New Reading Scenes
Reading – the foundational skill of the humanities – has been profoundly transformed by the rise of digital media and the widespread digitization of texts. Already in 2012, N. Katherine Hayles analyzed this transformation in depth in her book How We Think: Digital Media and Contemporary Technogenesis.1 Ever a groundbreaking theorist of media, literature, and critical posthumanism, Hayles has since continued to explore how humans and machines form what she calls a “cognitive assemblage” that challenges the idea of autonomous, self-possessed subjectivity in processes of meaning-making.2 Literary studies scholar Julika Griem has proposed to analyze these transformations by paying close attention to the “reading scene” or scenes where practices of reading are explicitly thematized in literary texts and visual media. She proposes that this media reflexivity enables us to analyze the changing forms, valuations, and norms assigned to reading as a cultural practice.3
What new reading scenes emerge with the spread of large language models (LLMs) and the research practices that surround them? How is reading transformed in terms of modes, methods, but also valuations, when machines read for us, that is, “interpret” content, summarize texts, produce outlines, propose essay questions? What does the formatting of an LLM’s output – the breakdown of content in bullet points, the use of bold typography to focus the reader’s attention on “what counts” (but counts following what norms?), the chat with a bot – do to our understanding and valuation of reading? What do we read of a text, a philosophical position, or a source in a foreign language when we read it through machine reading? Is this reading through the machine a reading with the machine? In other words, do we form an assemblage of shared cognition, and are we co-constituting meaning when we think and read through an LLM?
One is reminded of Friedrich Nietzsche, who, in 1882, chiselled away on his Hansen Writing Ball the following words: “Unser Schreibzeug arbeitet mit an unseren Gedanken”4 (“Our writing tool works with us at shaping our thoughts”). Martin Stingelin has pointed to this passage as one of the foundational “writing scenes” where the writer acknowledges how the machine contributes in a very embodied, material way, to co-shaping what they think and what they write.5 Transposing this to our current reading scene, are we still reading with the machine or have we started to read from it, such that we are nudged to align with the interpretations that a model generates and the valuations attached to these interpretations? And could we arrive at a point where we consider machine reading – reading from the machine – the default mode of what it means to read? Perhaps this will not be the case for people who grew up learning to read independently of models. But what about the next generation?

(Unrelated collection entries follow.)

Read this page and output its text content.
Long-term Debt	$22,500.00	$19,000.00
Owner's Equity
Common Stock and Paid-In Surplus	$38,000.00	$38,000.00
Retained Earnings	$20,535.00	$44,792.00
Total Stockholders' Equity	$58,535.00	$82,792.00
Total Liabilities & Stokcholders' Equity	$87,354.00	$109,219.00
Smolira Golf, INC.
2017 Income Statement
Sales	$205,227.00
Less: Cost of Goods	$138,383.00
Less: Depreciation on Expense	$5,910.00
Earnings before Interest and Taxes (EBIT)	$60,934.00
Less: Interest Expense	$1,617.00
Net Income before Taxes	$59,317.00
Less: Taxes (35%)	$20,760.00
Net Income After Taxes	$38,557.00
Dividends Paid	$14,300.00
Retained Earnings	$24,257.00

Many German Länder are currently introducing the use of LLMs in school for teaching and learning purposes.6 I am convinced that LLMs will have a massive impact on the ability to read and interpret texts and also to make sense of oral discourse. That is why I am sceptical about the introduction of these models in educational settings at a stage when children and adolescents are still learning how to read – grappling with how to parse information, how to interpret complex texts, and how to develop an awareness for the rhetorical dimension of language. The rationale behind this introduction, apart from clear economic interests, is that LLMs constitute a chance as long as students learn how to use them “critically.”7
Critical thinking is the operative yet under-defined concept that does a lot of work in the institutional positioning of schools and universities toward LLMs. Critical thinking functions as the safe-guard of students‘ autonomy, a value still considered essential in pedagogical settings. At the same time, it is expected that critical thinking toward AI does not hinder readiness to use the tools in order to optimally prepare students for the job market. What does the reading scene look like in which students are taught “critical thinking” towards LLMs’ outputs? What I have found so far is that activities addressed to high-school students often consist in discovering the inaccuracies and errors that the model generated in response to a prompt. Students may be for instance asked to compare AI output with information existing elsewhere on the web or in books. In this reading scene, students are trained to become not the active producer of meaning, of analysis, of arguments, but the evaluators, modulators, improvers of AI models. These evaluations, modulations, and improvements expected from the students are made on the basis of and thus remain determined by the kind of normative rationality that characterizes current AI.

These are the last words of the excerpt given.